The transcript does not explicitly mention current or expected orderbook or pending orders for RateGain Travel Technologies Limited. However, relevant insights related to business momentum and growth include: - Nine-month booking volumes have seen over 30% year-on-year growth, indicating strong demand. - Q4 is expected to deliver double-digit organic growth. - Strong booking momentum and pipeline strength underpin confidence in continued growth. - Cross-sell traction and unified product motions are in progress, expected to accelerate commercial acceleration. - The integration of Sojern and Adara is advancing, creating a unified commercial engine to boost sales. - The acquisition has enabled scaling profitably, with underperforming assets like SoHo achieving profitability.
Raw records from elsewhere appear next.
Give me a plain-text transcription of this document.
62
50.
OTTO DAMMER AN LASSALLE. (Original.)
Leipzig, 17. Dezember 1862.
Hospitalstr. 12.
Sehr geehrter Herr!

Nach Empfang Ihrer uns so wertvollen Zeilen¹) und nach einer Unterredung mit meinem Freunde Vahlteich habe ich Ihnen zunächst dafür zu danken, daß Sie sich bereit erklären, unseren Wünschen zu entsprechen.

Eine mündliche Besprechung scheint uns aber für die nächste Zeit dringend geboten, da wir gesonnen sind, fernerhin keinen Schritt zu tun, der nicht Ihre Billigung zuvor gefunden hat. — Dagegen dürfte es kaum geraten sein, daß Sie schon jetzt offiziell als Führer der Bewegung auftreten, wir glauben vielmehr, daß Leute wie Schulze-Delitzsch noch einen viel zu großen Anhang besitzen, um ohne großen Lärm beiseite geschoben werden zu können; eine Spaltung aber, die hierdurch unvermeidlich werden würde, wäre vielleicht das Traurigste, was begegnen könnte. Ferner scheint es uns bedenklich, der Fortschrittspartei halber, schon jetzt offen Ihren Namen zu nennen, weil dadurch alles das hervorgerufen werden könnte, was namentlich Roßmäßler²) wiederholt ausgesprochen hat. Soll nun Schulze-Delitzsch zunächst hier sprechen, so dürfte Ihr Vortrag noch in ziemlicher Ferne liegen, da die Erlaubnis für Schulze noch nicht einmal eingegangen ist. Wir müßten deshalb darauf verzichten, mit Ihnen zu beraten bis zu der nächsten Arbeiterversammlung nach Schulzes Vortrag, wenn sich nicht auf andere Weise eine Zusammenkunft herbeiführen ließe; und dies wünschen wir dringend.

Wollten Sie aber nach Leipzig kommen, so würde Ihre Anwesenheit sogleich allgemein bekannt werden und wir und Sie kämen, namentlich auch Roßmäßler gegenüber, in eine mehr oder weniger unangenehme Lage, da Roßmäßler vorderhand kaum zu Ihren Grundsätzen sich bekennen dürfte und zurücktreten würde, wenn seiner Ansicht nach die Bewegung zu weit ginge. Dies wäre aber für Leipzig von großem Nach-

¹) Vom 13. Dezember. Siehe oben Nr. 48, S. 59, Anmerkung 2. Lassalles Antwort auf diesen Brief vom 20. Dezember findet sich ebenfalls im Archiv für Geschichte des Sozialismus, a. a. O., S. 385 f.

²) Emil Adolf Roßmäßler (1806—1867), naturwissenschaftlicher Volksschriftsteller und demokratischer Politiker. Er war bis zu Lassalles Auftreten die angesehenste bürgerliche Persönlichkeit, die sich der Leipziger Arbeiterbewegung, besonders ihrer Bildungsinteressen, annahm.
No direct quantitative data on the orderbook or pending orders is provided.

Key Metrics

Revenue

Rank 3

Margin

Rank 3

Capex

Yes

Fundraise

No information

Order Book

Yes

Frequently Asked Questions

What were Rategain Travel Technologies Ltd Q4 FY26 results?

- RateGain aims to achieve $1 billion in revenue by 2030 (4 years away from 2026). - RateGain targets double-digit organic growth in FY '27, building on strong Q4 momentum and 30% bookings growth in the first 9 months of FY '26.

What is Rategain Travel Technologies Ltd share price analysis?

Rategain Travel Technologies Ltd currently shows a below-average growth signal. The stock trades at a P/E of 37.3 with a market cap of ₹7,389. Investors should review the full earnings analysis for detailed insights.

Is Rategain Travel Technologies Ltd planning capital expenditure?

- RateGain is actively reinvesting additional margins back into the business to accelerate growth, targeting $1 billion in revenue by 2030.

This analysis is AI-generated based on publicly available earnings data and concall transcripts. This is not investment advice. Please consult a SEBI-registered advisor before making investment decisions.